It looked decisive from the jump for Maryland baseball.

Taking a quick 3-0 lead, the Terps appeared as if they could roll over Delaware, just as they had done earlier in the season. But as the match wore on, momentum shifted over.

It crumbled slowly. Delaware took over. And the Blue Hens clinched the lead to the finish. 

Stonewalled at the plate, Maryland couldn’t hold back Delaware’s offense and fell, 6-3.  

“We weren’t very good,” coach Rob Vaughn said. “That’s the reality. When you look at, offensively, we didn’t have a base runner from the third inning through the ninth inning, you just don’t win on the road like that.”

Faced with their fifth game in seven days, Maryland looked to roll with Logan Ott on the mound and along with a new outfield alignment the Terps flashed the day before against Georgetown.

Tuesday’s contest placed Troy Schreffler in center, Zach Martin in right, and Bobby Zmarzlak in left along with putting Chris Alleyne exclusively as a designated hitter rather than his usual centerfield spot.

[Max Costes powers Maryland baseball past Georgetown, 5-1, fourth straight win]

Whatever Maryland stood to gain from the change, it worked. 

Ott saddled onto the mound and took his work in stride.

Throwing an efficient style that landed plenty of easy light-contact outs, Ott blew through the Blue Hens’ batting lineup on multiple occasions. He retired nine straight batters with just 35 pitches to give plenty of early allowances for the Terps’ offense.

“We planned on [Ott] going two innings today, so for him to extend one more and go three was huge for us to get them through the lineup,” Vaughn said. “It’s too dang early in the season to see us put [Ott] in a bad spot with his arm and I wasn’t going to do that.”

On an otherwise unremarkable day for Maryland at the plate, the second inning offered plenty of opportunities as Delaware’s Dan Frake went haywire on the mound. 

Delaware native Kevin Keister started off the scoring with a sacrifice fly to score Zmarzlak and Alleyne grabbed a rare hit to advance another one home. As the Blue Hens switched pitchers, Nick Lorusso added one last run off a walk to cycle the bases. 

Then, Maryland’s bats fell eerily silent.

As a consequence, with Ott taken off the mound at the start of the fourth, Delaware capitalized on the Terps’ lack of momentum. 

“I think their guy did a nice job,” Vaughn said. “They threw a ton of change-ups and the guy had some funk to him, he had a weird lift, and the next guy they brought in had a really short weird arm action … felt like we couldn’t make that adjustment.”

Grabbing a walk and a single off Andrew Johnson, the Blue Hens snuck in a run off a fielding error by Matt Shaw to undermine Maryland’s lead.

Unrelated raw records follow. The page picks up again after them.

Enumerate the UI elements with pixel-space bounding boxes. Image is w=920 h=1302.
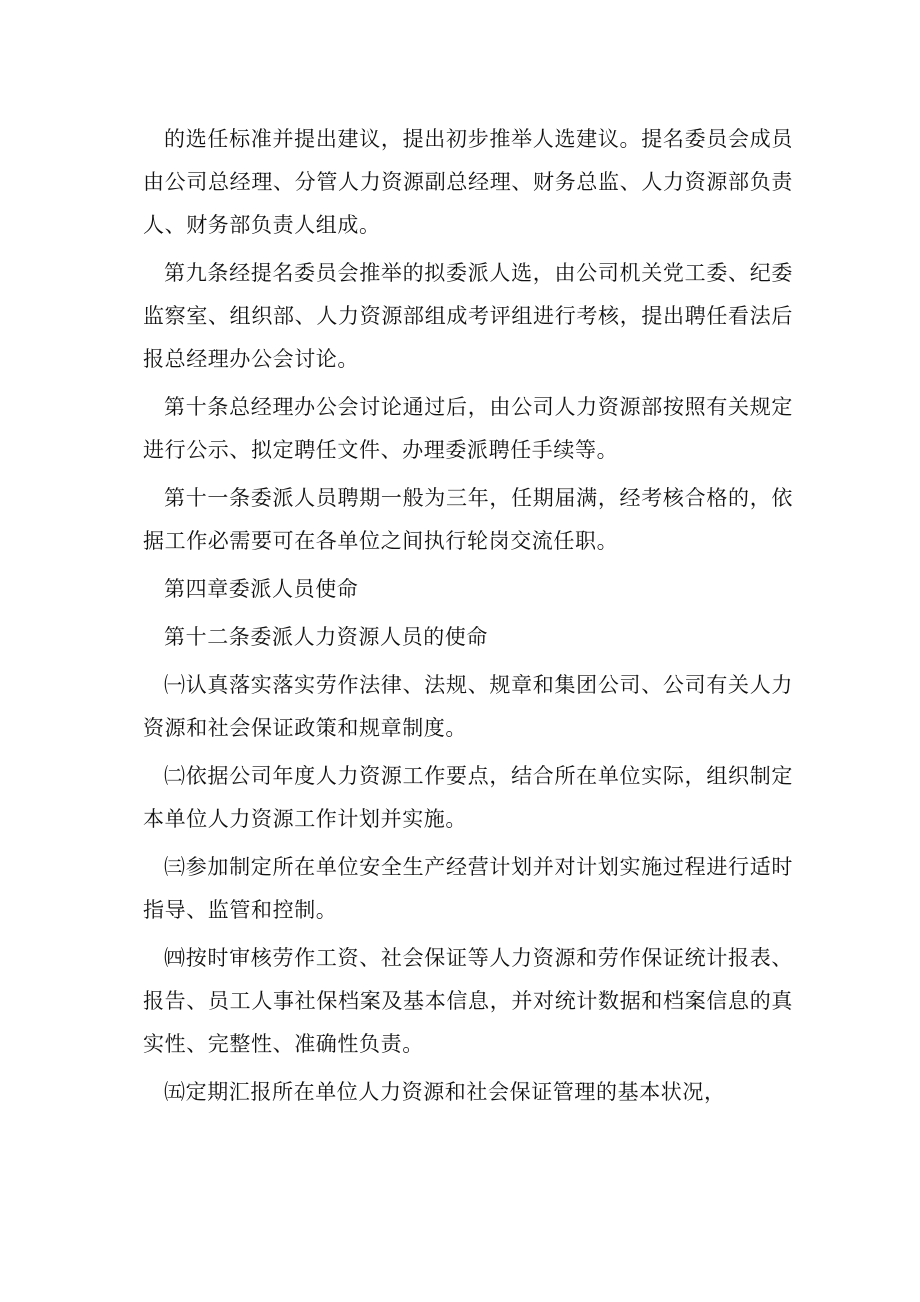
- list-item-5: ㈤定期汇报所在单位人力资源和社会保证管理的基本状况，: [164, 1080, 726, 1104]
- list-item-2: ㈡依据公司年度人力资源工作要点，结合所在单位实际，组织制定本单位人力资源工作计划并实施。: [143, 764, 793, 831]
- chapter-heading-4: 第四章委派人员使命: [164, 577, 359, 601]
- list-item-1: ㈠认真落实落实劳作法律、法规、规章和集团公司、公司有关人力资源和社会保证政策和规章制度。: [143, 673, 793, 740]
- list-item-3: ㈢参加制定所在单位安全生产经营计划并对计划实施过程进行适时指导、监管和控制。: [143, 855, 793, 922]
- document-body: [143, 118, 793, 1119]
- paragraph-article-12: 第十二条委派人力资源人员的使命: [164, 625, 488, 649]
- paragraph-article-10: 第十条总经理办公会讨论通过后，由公司人力资源部按照有关规定进行公示、拟定聘任文件、办理委派聘任手续等。: [143, 395, 793, 462]
- list-item-4: ㈣按时审核劳作工资、社会保证等人力资源和劳作保证统计报表、报告、员工人事社保档案及基本信息，并对统计数据和档案信息的真实性、完整性、准确性负责。: [143, 946, 793, 1056]
- paragraph-article-9: 第九条经提名委员会推举的拟委派人选，由公司机关党工委、纪委监察室、组织部、人力资源部组成考评组进行考核，提出聘任看法后报总经理办公会讨论。: [143, 261, 793, 371]
- paragraph-selection-criteria: 的选任标准并提出建议，提出初步推举人选建议。提名委员会成员由公司总经理、分管人力资源副总经理、财务总监、人力资源部负责人、财务部负责人组成。: [143, 127, 793, 237]
- paragraph-article-11: 第十一条委派人员聘期一般为三年，任期届满，经考核合格的，依据工作必需要可在各单位之间执行轮岗交流任职。: [143, 486, 793, 553]
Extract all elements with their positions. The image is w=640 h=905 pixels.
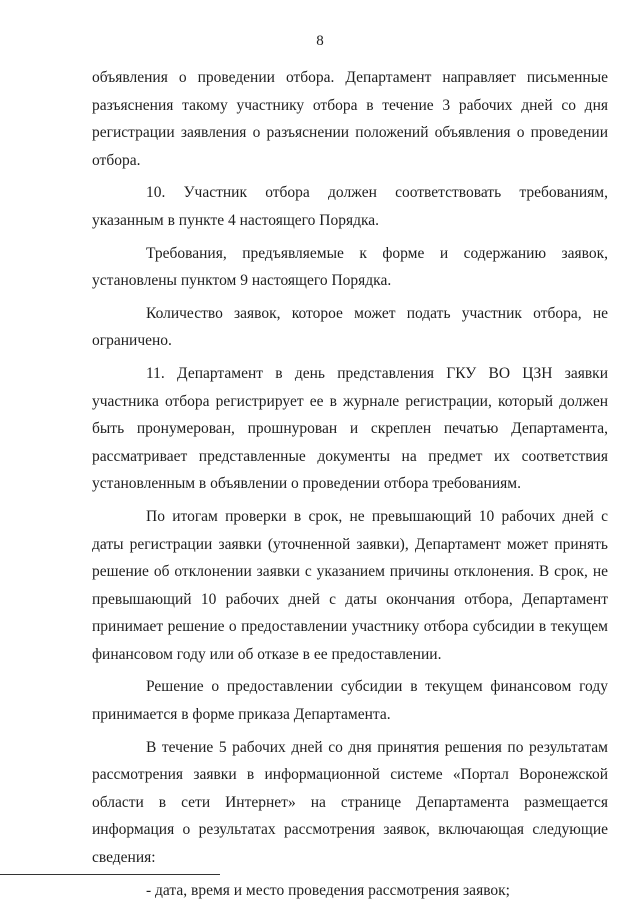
footer-divider [0,874,220,875]
paragraph-item-10: 10. Участник отбора должен соответствовать требованиям, указанным в пункте 4 настоящего Порядка. [92,184,608,229]
paragraph: По итогам проверки в срок, не превышающий 10 рабочих дней с даты регистрации заявки (уточненной заявки), Департамент может принять решение об отклонении заявки с указанием причины отклонения. В срок, не превышающий 10 рабочих дней с даты окончания отбора, Департамент принимает решение о предоставлении участнику отбора субсидии в текущем финансовом году или об отказе в ее предоставлении. [92,507,608,663]
paragraph-item-11: 11. Департамент в день представления ГКУ ВО ЦЗН заявки участника отбора регистрирует ее в журнале регистрации, который должен быть пронумерован, прошнурован и скреплен печатью Департамента, рассматривает представленные документы на предмет их соответствия установленным в объявлении о проведении отбора требованиям. [92,364,608,493]
page-number: 8 [316,33,324,49]
paragraph: Количество заявок, которое может подать участник отбора, не ограничено. [92,304,608,350]
paragraph: объявления о проведении отбора. Департамент направляет письменные разъяснения такому участнику отбора в течение 3 рабочих дней со дня регистрации заявления о разъяснении положений объявления о проведении отбора. [92,69,608,169]
document-body [92,64,608,904]
list-item: - дата, время и место проведения рассмотрения заявок; [146,881,510,899]
paragraph: Решение о предоставлении субсидии в текущем финансовом году принимается в форме приказа Департамента. [92,678,608,724]
paragraph: В течение 5 рабочих дней со дня принятия решения по результатам рассмотрения заявки в информационной системе «Портал Воронежской области в сети Интернет» на странице Департамента размещается информация о результатах рассмотрения заявок, включающая следующие сведения: [92,738,608,867]
paragraph: Требования, предъявляемые к форме и содержанию заявок, установлены пунктом 9 настоящего Порядка. [92,244,608,290]
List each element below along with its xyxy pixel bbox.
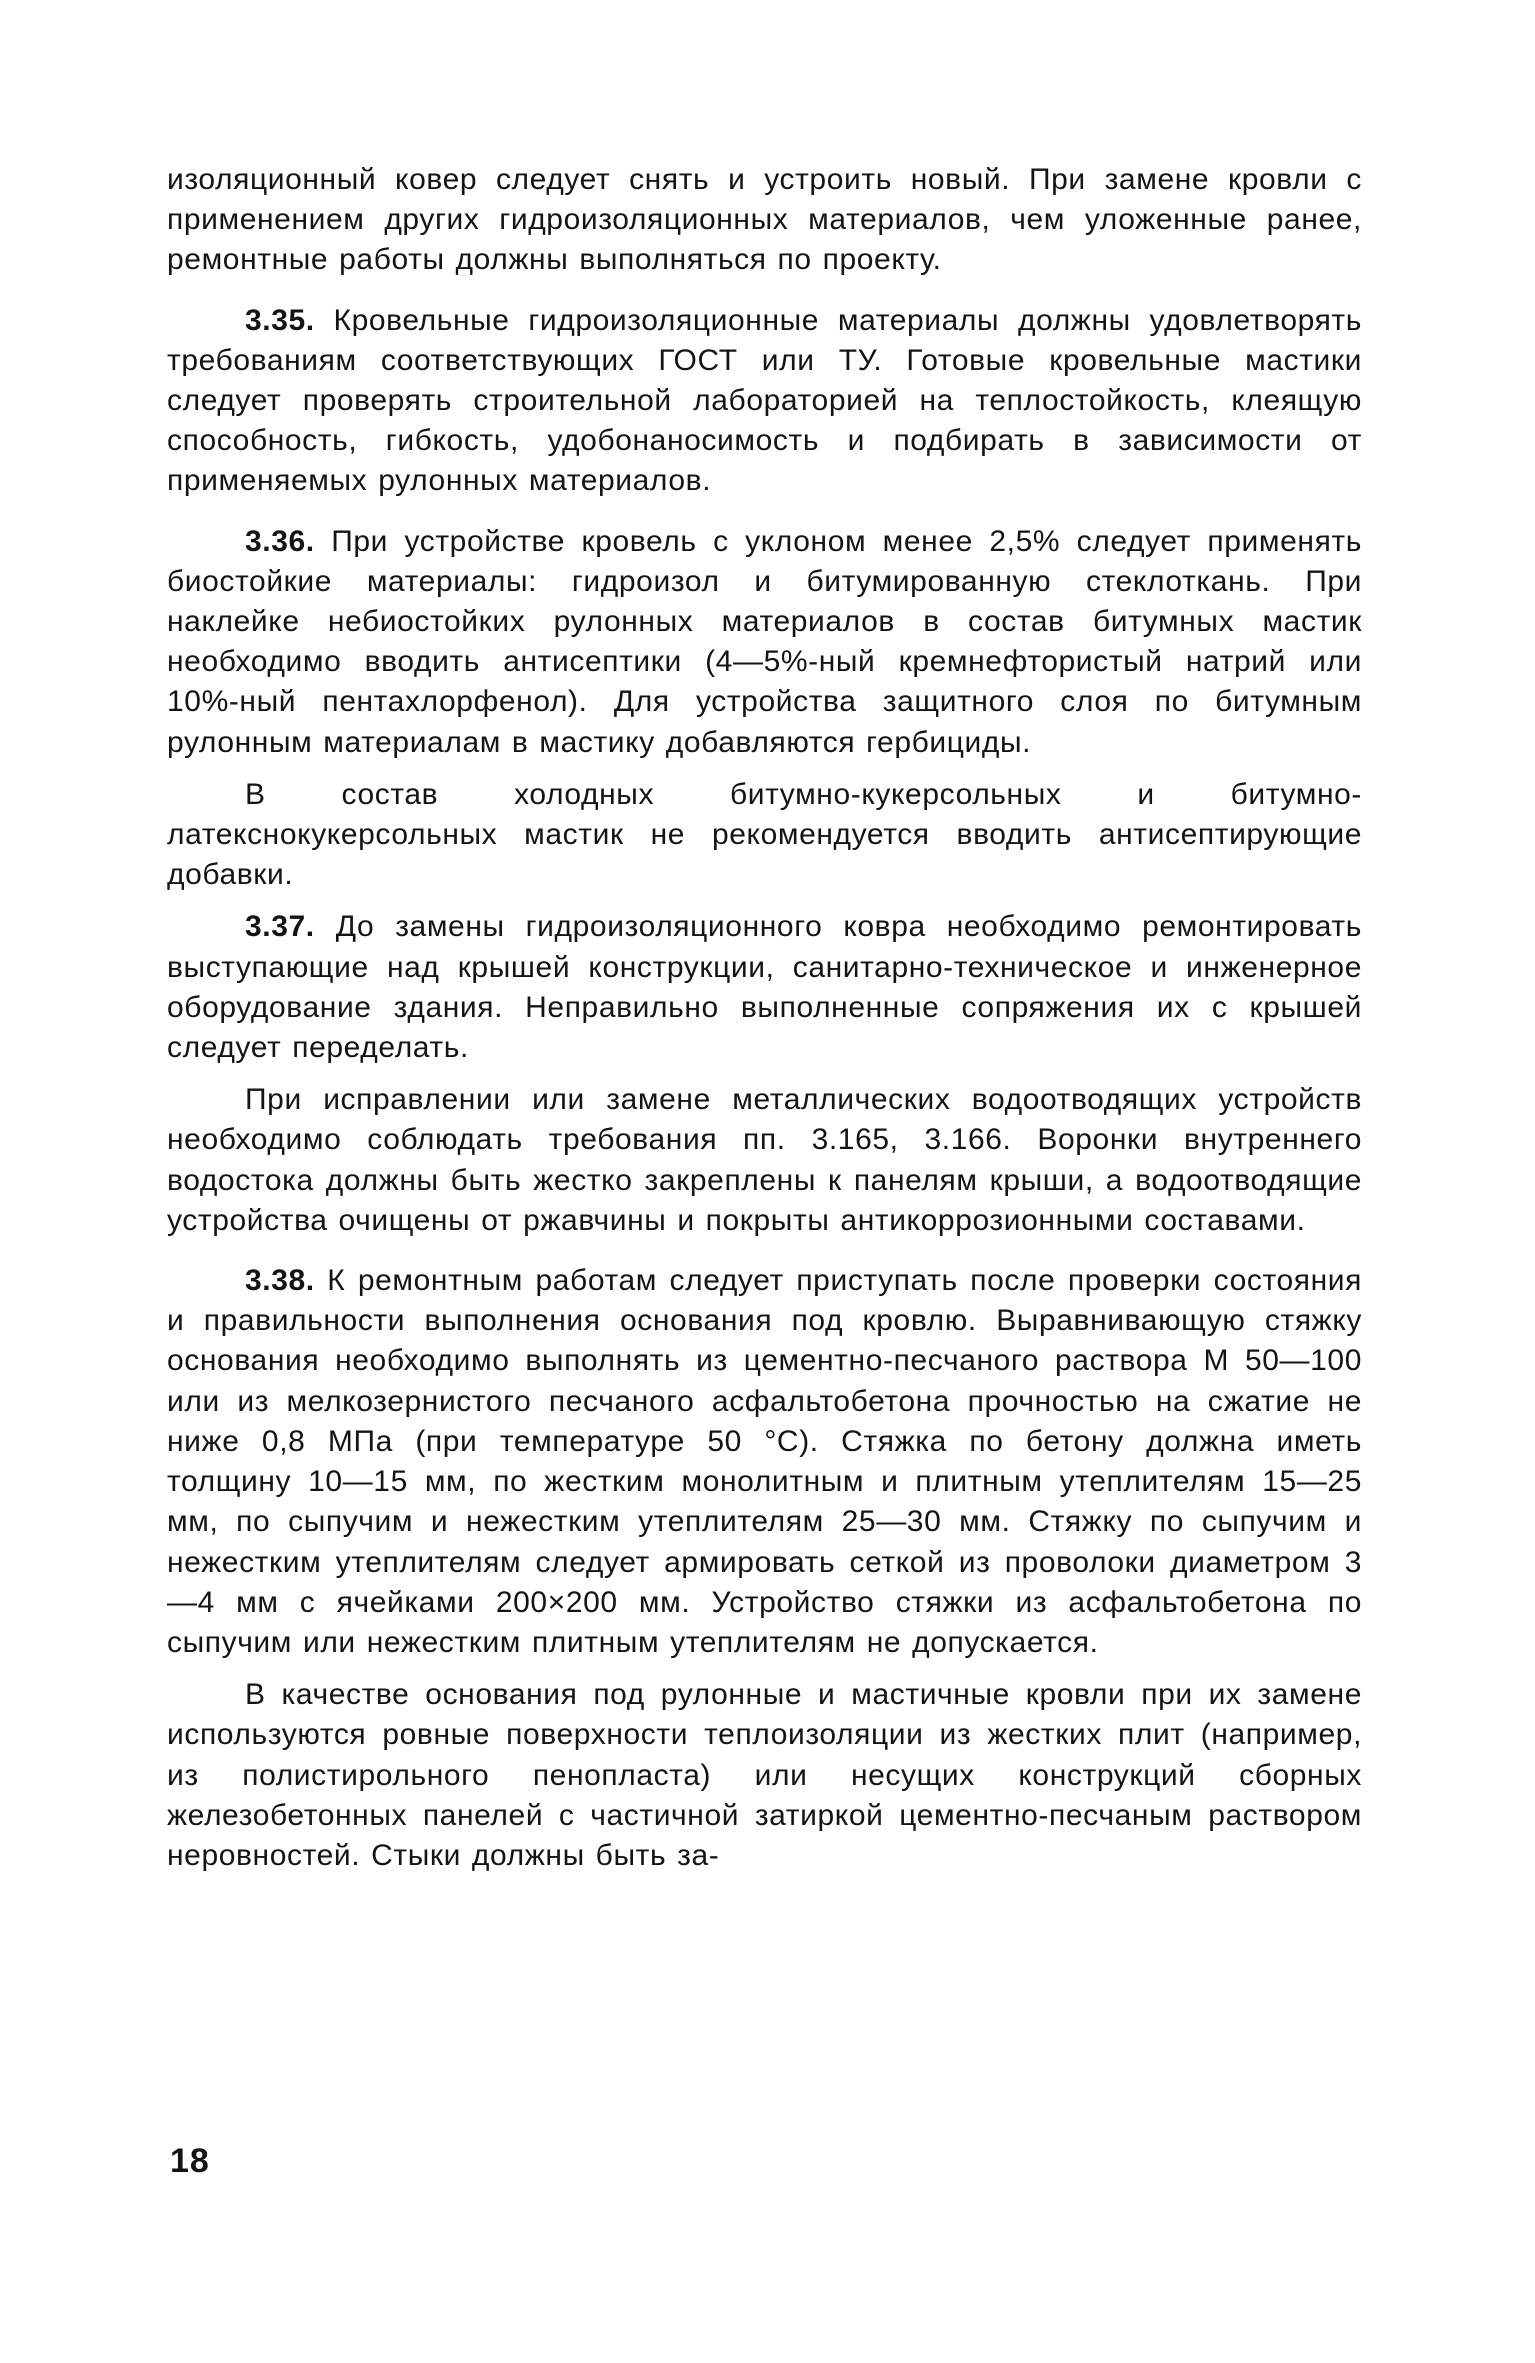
paragraph-text: До замены гидроизоляционного ковра необходимо ремонтировать выступающие над крышей конструкции, санитарно-техническое и инженерное оборудование здания. Неправильно выполненные сопряжения их с крышей следует переделать. — [167, 910, 1362, 1065]
paragraph-text: В качестве основания под рулонные и мастичные кровли при их замене используются ровные поверхности теплоизоляции из жестких плит (например, из полистирольного пенопласта) или несущих конструкций сборных железобетонных панелей с частичной затиркой цементно-песчаным раствором неровностей. Стыки должны быть за- — [167, 1678, 1362, 1872]
paragraph-3-38 — [167, 1261, 1362, 1663]
paragraph-text: Кровельные гидроизоляционные материалы должны удовлетворять требованиям соответствующих ГОСТ или ТУ. Готовые кровельные мастики следует проверять строительной лабораторией на теплостойкость, клеящую способность, гибкость, удобонаносимость и подбирать в зависимости от применяемых рулонных материалов. — [167, 303, 1362, 498]
paragraph-3-37 — [167, 907, 1362, 1068]
paragraph-continuation — [167, 160, 1362, 281]
paragraph-3-36 — [167, 522, 1362, 763]
paragraph-mastics — [167, 775, 1362, 896]
paragraph-text: При устройстве кровель с уклоном менее 2,5% следует применять биостойкие материалы: гидроизол и битумированную стеклоткань. При наклейке небиостойких рулонных материалов в состав битумных мастик необходимо вводить антисептики (4—5%-ный кремнефтористый натрий или 10%-ный пентахлорфенол). Для устройства защитного слоя по битумным рулонным материалам в мастику добавляются гербициды. — [167, 524, 1362, 759]
paragraph-base — [167, 1675, 1362, 1876]
paragraph-text: В состав холодных битумно-кукерсольных и битумно-латекснокукерсольных мастик не рекомендуется вводить антисептирующие добавки. — [167, 777, 1362, 892]
document-page — [167, 160, 1362, 1876]
page-number: 18 — [170, 2142, 210, 2180]
clause-number: 3.37. — [245, 910, 315, 944]
clause-number: 3.36. — [245, 524, 315, 558]
paragraph-text: К ремонтным работам следует приступать после проверки состояния и правильности выполнения основания под кровлю. Выравнивающую стяжку основания необходимо выполнять из цементно-песчаного раствора М 50—100 или из мелкозернистого песчаного асфальтобетона прочностью на сжатие не ниже 0,8 МПа (при температуре 50 °С). Стяжка по бетону должна иметь толщину 10—15 мм, по жестким монолитным и плитным утеплителям 15—25 мм, по сыпучим и нежестким утеплителям 25—30 мм. Стяжку по сыпучим и нежестким утеплителям следует армировать сеткой из проволоки диаметром 3—4 мм с ячейками 200×200 мм. Устройство стяжки из асфальтобетона по сыпучим или нежестким плитным утеплителям не допускается. — [167, 1264, 1362, 1659]
paragraph-text: При исправлении или замене металлических водоотводящих устройств необходимо соблюдать требования пп. 3.165, 3.166. Воронки внутреннего водостока должны быть жестко закреплены к панелям крыши, а водоотводящие устройства очищены от ржавчины и покрыты антикоррозионными составами. — [167, 1083, 1362, 1237]
clause-number: 3.35. — [245, 303, 315, 337]
clause-number: 3.38. — [245, 1264, 315, 1298]
paragraph-drainage — [167, 1080, 1362, 1241]
paragraph-3-35 — [167, 301, 1362, 502]
paragraph-text: изоляционный ковер следует снять и устроить новый. При замене кровли с применением других гидроизоляционных материалов, чем уложенные ранее, ремонтные работы должны выполняться по проекту. — [167, 163, 1362, 277]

An inning later, Delaware smashed a homer to threaten the Terps further, bringing the score to 3-2. 

The lack of production at the plate had come back to bite the Terps. It seemed all they could do is watch as numerous hits couldn’t find the right bounce or drop to land in base-hit territory.

So they relied on their bullpen.

And while it looked promising with Nick Robinson and Dave Falco making their season debuts on the mound, it wasn’t enough to hold back the Blue Hens. 

“A lot of new guys [in the bullpen], Robinson and Falco had their first outings of the year,” Sean Heine said. “They’ll be fine as the season goes on but need to keep throwing strikes out of the [bullpen], make plays behind us.”

It appeared as if it was a matter of time before Delaware broke through. As Lorusso became the fifth Maryland pitcher to grace the mound, it came.

[Maryland baseball crushes Cornell, 12-5]

The Blue Hens’ Joey Loynd cracked a high-flying two-RBI homer to left, capturing the lead for Delaware in the decisive play. 

Will Glock took the mound for the eighth with hopes the Terps could get a quick inning and stay close to Delaware. But, Glock lost control, walking several batters en route to the Blue Hens adding a pair of runs to give Maryland a three-run deficit for the ninth. 

With 19 straight batters retired for the Terps since the second inning, their last shot in the ninth looked hopeless. 

Out of nowhere, Maryland landed base runners to grant them a glimmer of hope. A trio of runners stood on the bases as Ian Petrutz took the plate and looked to crack a huge blow to Delaware’s hopes.

But the Terps’ hopes found themselves snuffed out again, as Petrutz punched out and landed their third loss of the season.

“I just don’t think [we were] good enough as a team,” Heine said. “Anytime you play someone on the road, you got to show up to play. We didn’t do that.”